Chen Baowei, Squier Thomas C, Bigelow Diana J
Cell Biology Group, Biological Sciences Division, Fundamental Science Directorate, Pacific Northwest National Laboratory, P.O. Box 999, Richland, Washington 99352, USA.
Biochemistry. 2004 Apr 13;43(14):4366-74. doi: 10.1021/bi0356350.
High-resolution crystal structures obtained in two conformations of the Ca-ATPase suggest that a large-scale rigid-body domain reorientation of approximately 50 degrees involving the nucleotide-binding (N) domain is required to permit the transfer of the gamma-phosphoryl group of ATP to Asp(351) in the phosphorylation (P) domain during coupled calcium transport. However, variability observed in the orientations of the N domain relative to the P domain in the different crystal structures of the Ca-ATPase following calcium activation and the structures of other P-type ATPases suggests the presence of conformational heterogeneity in solution, which may be modulated by contact interactions within the crystal. Therefore, to address the extent of conformational heterogeneity between these domains in solution, we have used fluorescence resonance energy transfer to measure the spatial separation and conformational heterogeneity between donor (i.e., 5-[[2-[(iodoacetyl)amino]ethyl]amino]naphthalene-1-sulfonic acid) and acceptor (i.e., fluorescein 5-isothiocyanate) chromophores covalently bound to the P and N domains, respectively, within the Ca-ATPase stabilized in different enzymatic states associated with the transport cycle. In comparison to the unliganded enzyme, the spatial separation and conformational heterogeneity between these domains are unaffected by enzyme phosphorylation. However, calcium activation results in a 3.4 A increase in the average spatial separation, from 29.4 to 32.8 A, in good agreement with the 4.3 A increase in the distance estimated from high-resolution structures where these sites are respectively separated by 31.6 A (1IWO.pdb) and 35.9 A (1EUL.pdb). Thus, the crystal structures accurately reflect the average solution structures of the Ca-ATPase. These results suggest that the approximation of cytoplasmic domains accompanying calcium transport, as observed from crystal structures, occurs in solution within the context of large amplitude domain motions important for catalysis. We suggest that these domain motions enhance the rates of substrate (ATP) access and product (ADP) egress and the probability of a productive juxtaposition of the gamma-phosphoryl moiety of ATP with Asp(351) on the phosphorylation domain to facilitate enzyme phosphorylation and calcium transport.

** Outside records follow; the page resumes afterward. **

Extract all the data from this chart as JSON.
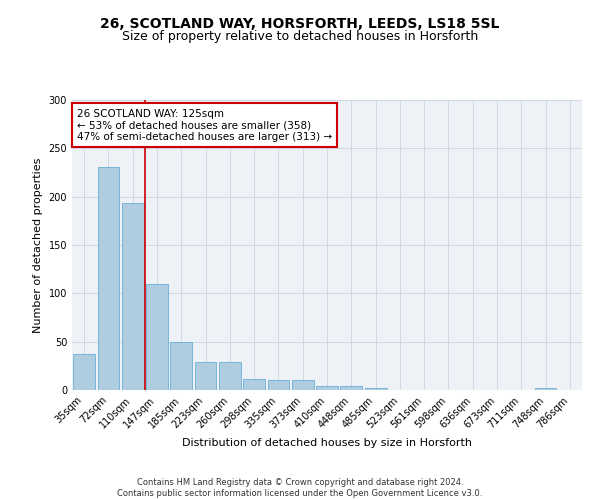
{
  "title1": "26, SCOTLAND WAY, HORSFORTH, LEEDS, LS18 5SL",
  "title2": "Size of property relative to detached houses in Horsforth",
  "xlabel": "Distribution of detached houses by size in Horsforth",
  "ylabel": "Number of detached properties",
  "categories": [
    "35sqm",
    "72sqm",
    "110sqm",
    "147sqm",
    "185sqm",
    "223sqm",
    "260sqm",
    "298sqm",
    "335sqm",
    "373sqm",
    "410sqm",
    "448sqm",
    "485sqm",
    "523sqm",
    "561sqm",
    "598sqm",
    "636sqm",
    "673sqm",
    "711sqm",
    "748sqm",
    "786sqm"
  ],
  "values": [
    37,
    231,
    193,
    110,
    50,
    29,
    29,
    11,
    10,
    10,
    4,
    4,
    2,
    0,
    0,
    0,
    0,
    0,
    0,
    2,
    0
  ],
  "bar_color": "#aecde0",
  "bar_edge_color": "#6aaed6",
  "vline_color": "#cc0000",
  "annotation_text": "26 SCOTLAND WAY: 125sqm\n← 53% of detached houses are smaller (358)\n47% of semi-detached houses are larger (313) →",
  "annotation_box_color": "#ffffff",
  "annotation_box_edge_color": "#cc0000",
  "ylim": [
    0,
    300
  ],
  "yticks": [
    0,
    50,
    100,
    150,
    200,
    250,
    300
  ],
  "grid_color": "#d0d8e4",
  "bg_color": "#eef2f7",
  "footer": "Contains HM Land Registry data © Crown copyright and database right 2024.\nContains public sector information licensed under the Open Government Licence v3.0.",
  "title1_fontsize": 10,
  "title2_fontsize": 9,
  "annotation_fontsize": 7.5,
  "tick_fontsize": 7,
  "label_fontsize": 8,
  "footer_fontsize": 6
}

在两种构象下获得的钙 - ATP酶的高分辨率晶体结构表明,在偶联钙转运过程中,需要核苷酸结合(N)结构域进行大约50度的大规模刚体结构域重排,以使ATP的γ - 磷酰基转移至磷酸化(P)结构域中的天冬氨酸(Asp351)。然而,在钙激活后钙 - ATP酶的不同晶体结构以及其他P型ATP酶中,N结构域相对于P结构域的取向存在变异性,这表明溶液中存在构象异质性,这种异质性可能受到晶体内接触相互作用的调节。因此,为了研究溶液中这些结构域之间构象异质性的程度,我们利用荧光共振能量转移来测量分别共价连接到处于与转运循环相关的不同酶状态的钙 - ATP酶的P和N结构域上的供体(即5 - [[2 - [(碘乙酰基)氨基]乙基]氨基]萘 - 1 - 磺酸)和受体(即异硫氰酸荧光素)发色团之间的空间距离和构象异质性。与未结合配体的酶相比,这些结构域之间的空间距离和构象异质性不受酶磷酸化的影响。然而,钙激活导致平均空间距离增加3.4 Å,从29.4 Å增加到32.8 Å,这与从高分辨率结构估计的距离增加4.3 Å非常吻合,在这些高分辨率结构中,这些位点分别相距31.6 Å(1IWO.pdb)和35.9 Å(1EUL.pdb)。因此,晶体结构准确地反映了钙 - ATP酶的平均溶液结构。这些结果表明,从晶体结构观察到的伴随钙转运的细胞质结构域的近似情况,发生在溶液中对于催化至关重要的大幅度结构域运动的背景下。我们认为这些结构域运动提高了底物(ATP)进入和产物(ADP)排出的速率,以及ATP的γ - 磷酰基部分与磷酸化结构域上的天冬氨酸(Asp351)有效并列的概率,以促进酶的磷酸化和钙转运。